The idea that the SOEs are under the thumb of the Chinese government and march to its tune is a fallacy. The government has no hand in the operations of such companies, and most SOEs have undertaken shareholding reforms and have diversified their ownership.
It should be noted, too, that the operational goals of the SOEs are no different to companies anywhere else: They need to turn a dollar, so the competition between them is fierce, and the pressure to expand is strong. In the end, where the SOEs invest or what they invest in is up to them, not the Chinese government.
China's private enterprises, especially small and medium-sized ones, suffer from a widespread lack of core technology, innovative capacity and management talent. Because the domestic market can meet the profit needs of Chinese SMEs' development, these companies lack the motivation to invest outward.
In Chinese FDI, especially investment in Africa, some people see ulterior motives that have a neo-colonial hue. Once again, this is plain wrong. Figures show that Asia and Latin America are the main destinations of Chinese FDI. True, investment in Africa has grown rapidly in recent years, but it accounted for just 4.1 percent of the total Chinese outward FDI in 2010. What's more, investment in Europe and North America has also been rising.

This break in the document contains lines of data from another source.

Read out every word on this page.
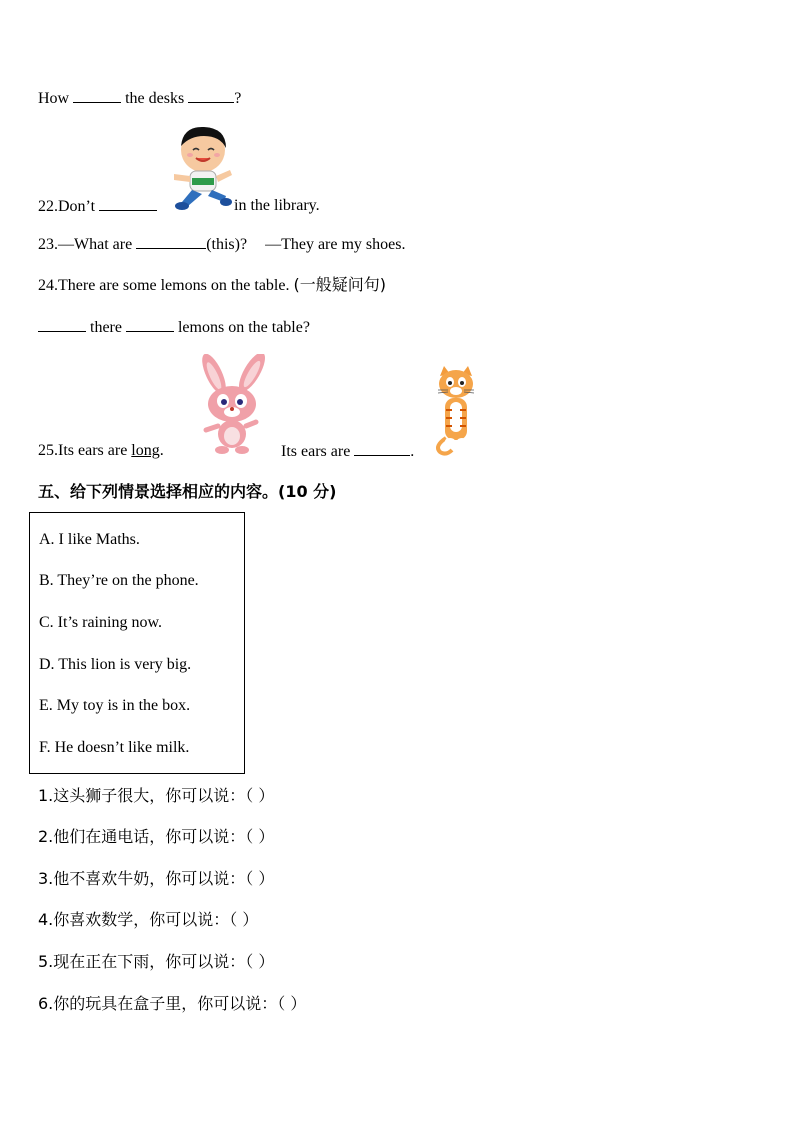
How	the desks	?
22.Don’t	in the library.
23.—What are	(this)? —They are my shoes.
24.There are some lemons on the table. (一般疑问句)
there	lemons on the table?
25.Its ears are long.	Its ears are	.
五、给下列情景选择相应的内容。(10 分)
A. I like Maths.
B. They’re on the phone.
C. It’s raining now.
D. This lion is very big.
E. My toy is in the box.
F. He doesn’t like milk.
1.这头狮子很大，你可以说：（ ）
2.他们在通电话，你可以说：（ ）
3.他不喜欢牛奶，你可以说：（ ）
4.你喜欢数学，你可以说：（ ）
5.现在正在下雨，你可以说：（ ）
6.你的玩具在盒子里，你可以说：（ ）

In 2010 Chinese FDI in Asia totaled about $228 billion, 72 percent of Chinese FDI; in Latin America the figures were $44 billion and 13.8 percent; and in Europe $17.7 billion and 5 percent.
That geographical distribution reflects China's economic development, FDI essentially following this sequence: countries and regions at the same level of economic development, neighboring countries, other developing countries, and finally developed countries.
Chinese FDI has mostly targeted developing countries because Chinese enterprises are as yet ill equipped to compete with the enterprises of developed countries. In addition, developing countries also need China's capital to develop their own economies, and have gone out of their way to court Chinese investment.
Some people see Chinese enterprises as predators in mergers and acquisitions that, they say, have a sole beneficiary: the Chinese companies. This again is wrong.
The number of cross-border mergers and acquisitions has soared in recent years, accounting for 18 percent of total FDI in 2003 and 43.2 percent in 2010. Mergers and acquisitions offer an effective way for an investing company to work with a target company on technology, brand and sales channels, so there is little doubt that cross-border mergers and acquisition investments of Chinese companies will become even more prevalent.
What is fueling this push for this type of investment is a desire by Chinese companies to streamline and improve their structures, thus improving their competitiveness.
The author is an associate professor at China Center for International Economic Exchanges in Beijing. The views do not necessarily reflect those of China Daily.